There are numerous references to Baldwin’s filmography but the boldest overlap yet occurs in the 100th episode when Donaghy launches into a warning against the dangers of movie stars appearing on television. What it amounts to is a précis of Baldwin’s own career:

“Do TV and no one will ever take you seriously again. It doesn’t matter how big a movie star you are, even if you had the kind of career where you walked away from a blockbuster franchise or worked with Meryl Streep or Anthony Hopkins, made important movies about things like civil rights or Pearl Harbour, stole films with supporting roles and then turned around and blew them away on Broadway. None of that will matter once you do television. You could win every award in sight. Be the biggest thing on the small screen [but] you want to hit rock bottom again? Go on network television.”

The joke, of course, is that 30 Rock didn’t sink him – it saved him. Bryan Cranston is a fine actor whose career won’t be waylaid by a few dull choices. But it would be encouraging to see the goodwill he built up from Breaking Bad (or from being great in poor movies such as Argo) being parlayed into movies that took chances or played with the form in some way, as shows like 30 Rock and Breaking Bad have been able to do.

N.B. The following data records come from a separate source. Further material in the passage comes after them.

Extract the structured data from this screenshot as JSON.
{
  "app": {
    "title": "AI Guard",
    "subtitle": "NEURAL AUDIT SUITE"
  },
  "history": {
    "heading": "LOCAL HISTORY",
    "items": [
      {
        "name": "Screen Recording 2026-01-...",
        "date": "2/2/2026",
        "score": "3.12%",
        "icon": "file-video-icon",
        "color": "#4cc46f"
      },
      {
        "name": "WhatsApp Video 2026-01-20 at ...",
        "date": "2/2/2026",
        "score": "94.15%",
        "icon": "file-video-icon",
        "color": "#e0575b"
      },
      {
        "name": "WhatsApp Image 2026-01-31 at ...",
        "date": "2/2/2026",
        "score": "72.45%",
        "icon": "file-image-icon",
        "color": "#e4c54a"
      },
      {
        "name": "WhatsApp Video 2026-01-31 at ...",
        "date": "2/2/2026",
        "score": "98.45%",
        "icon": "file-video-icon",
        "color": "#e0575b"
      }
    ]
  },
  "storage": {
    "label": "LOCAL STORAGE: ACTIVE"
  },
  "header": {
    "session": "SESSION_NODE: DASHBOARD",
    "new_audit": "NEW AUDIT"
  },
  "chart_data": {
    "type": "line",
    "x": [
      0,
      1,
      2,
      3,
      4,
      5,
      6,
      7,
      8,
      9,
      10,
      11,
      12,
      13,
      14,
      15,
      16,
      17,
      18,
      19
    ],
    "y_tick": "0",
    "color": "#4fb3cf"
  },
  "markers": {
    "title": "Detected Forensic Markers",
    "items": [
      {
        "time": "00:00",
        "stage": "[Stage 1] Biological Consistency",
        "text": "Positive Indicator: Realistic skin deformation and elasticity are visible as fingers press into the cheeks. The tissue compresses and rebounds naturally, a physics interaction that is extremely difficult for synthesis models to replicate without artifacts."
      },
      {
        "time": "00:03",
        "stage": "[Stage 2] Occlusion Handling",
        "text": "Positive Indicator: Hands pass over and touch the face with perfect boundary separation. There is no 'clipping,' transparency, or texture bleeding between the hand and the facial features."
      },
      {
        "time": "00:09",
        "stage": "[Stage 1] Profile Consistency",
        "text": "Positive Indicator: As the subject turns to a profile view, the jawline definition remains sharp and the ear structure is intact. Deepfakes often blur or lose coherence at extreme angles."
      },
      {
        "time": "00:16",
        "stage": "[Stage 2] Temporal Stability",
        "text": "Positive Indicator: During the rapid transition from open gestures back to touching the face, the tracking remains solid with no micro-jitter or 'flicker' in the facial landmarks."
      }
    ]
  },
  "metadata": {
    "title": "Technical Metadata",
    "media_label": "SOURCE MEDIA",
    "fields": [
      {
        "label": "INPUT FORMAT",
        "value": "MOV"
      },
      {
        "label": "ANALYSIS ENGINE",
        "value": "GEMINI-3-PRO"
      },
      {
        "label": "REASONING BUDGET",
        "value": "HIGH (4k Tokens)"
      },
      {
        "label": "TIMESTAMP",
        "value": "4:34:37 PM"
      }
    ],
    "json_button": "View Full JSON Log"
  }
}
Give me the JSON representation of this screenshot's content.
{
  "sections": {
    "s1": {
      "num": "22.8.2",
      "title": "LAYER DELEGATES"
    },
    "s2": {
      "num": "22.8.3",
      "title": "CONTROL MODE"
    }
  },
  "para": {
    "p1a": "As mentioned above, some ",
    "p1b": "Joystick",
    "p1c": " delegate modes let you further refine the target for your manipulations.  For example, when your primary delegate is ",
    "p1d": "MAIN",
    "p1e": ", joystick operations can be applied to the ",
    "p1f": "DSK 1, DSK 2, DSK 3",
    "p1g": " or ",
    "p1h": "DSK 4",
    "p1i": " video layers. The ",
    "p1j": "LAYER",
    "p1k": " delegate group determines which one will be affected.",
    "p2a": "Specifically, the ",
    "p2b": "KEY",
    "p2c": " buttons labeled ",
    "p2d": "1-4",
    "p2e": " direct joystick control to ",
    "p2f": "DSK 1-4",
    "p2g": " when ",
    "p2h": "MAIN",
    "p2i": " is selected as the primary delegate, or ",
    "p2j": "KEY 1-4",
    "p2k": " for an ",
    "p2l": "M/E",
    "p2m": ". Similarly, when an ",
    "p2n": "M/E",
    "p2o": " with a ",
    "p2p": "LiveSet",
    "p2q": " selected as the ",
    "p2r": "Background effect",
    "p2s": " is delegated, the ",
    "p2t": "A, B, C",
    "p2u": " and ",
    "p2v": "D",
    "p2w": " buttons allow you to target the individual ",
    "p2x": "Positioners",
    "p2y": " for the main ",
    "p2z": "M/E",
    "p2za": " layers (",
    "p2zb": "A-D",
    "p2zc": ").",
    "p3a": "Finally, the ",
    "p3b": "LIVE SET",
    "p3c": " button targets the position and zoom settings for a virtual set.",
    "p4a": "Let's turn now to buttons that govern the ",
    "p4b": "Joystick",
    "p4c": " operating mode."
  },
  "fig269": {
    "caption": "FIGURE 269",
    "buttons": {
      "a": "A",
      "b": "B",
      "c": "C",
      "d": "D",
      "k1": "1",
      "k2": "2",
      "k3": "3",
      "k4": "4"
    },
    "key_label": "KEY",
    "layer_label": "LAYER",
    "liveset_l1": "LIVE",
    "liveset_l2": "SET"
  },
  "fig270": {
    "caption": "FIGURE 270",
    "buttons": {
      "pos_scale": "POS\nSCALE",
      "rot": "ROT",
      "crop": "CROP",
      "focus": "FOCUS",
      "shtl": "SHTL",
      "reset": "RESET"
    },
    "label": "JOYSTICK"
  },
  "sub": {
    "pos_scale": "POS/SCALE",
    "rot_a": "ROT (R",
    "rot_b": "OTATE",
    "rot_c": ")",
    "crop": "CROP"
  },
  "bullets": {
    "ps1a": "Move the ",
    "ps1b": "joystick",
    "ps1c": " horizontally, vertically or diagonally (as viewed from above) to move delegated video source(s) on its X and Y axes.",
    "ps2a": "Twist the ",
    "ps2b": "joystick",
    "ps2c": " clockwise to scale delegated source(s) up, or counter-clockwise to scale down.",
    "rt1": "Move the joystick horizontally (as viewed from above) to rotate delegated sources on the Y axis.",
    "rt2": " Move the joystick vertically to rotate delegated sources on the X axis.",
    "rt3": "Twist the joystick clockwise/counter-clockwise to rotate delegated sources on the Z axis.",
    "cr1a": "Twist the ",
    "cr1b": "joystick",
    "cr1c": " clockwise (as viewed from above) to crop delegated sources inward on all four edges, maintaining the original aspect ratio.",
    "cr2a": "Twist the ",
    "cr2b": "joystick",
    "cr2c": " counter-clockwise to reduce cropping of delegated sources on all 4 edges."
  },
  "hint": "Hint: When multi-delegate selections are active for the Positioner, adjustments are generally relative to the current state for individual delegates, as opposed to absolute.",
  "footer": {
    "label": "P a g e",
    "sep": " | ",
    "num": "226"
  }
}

Dalton Trumbo was a firecracker of a writer; it’s a shame that the movie that now bears his name lacks any of the sizzle he brought to the screen.

Trumbo is on release.

Ryan Gilbey is the New Statesman's film critic. He is also the author of It Don't Worry Me (Faber), about 1970s US cinema, and a study of Groundhog Day in the "Modern Classics" series (BFI Publishing). He was named reviewer of the year in the 2007 Press Gazette awards.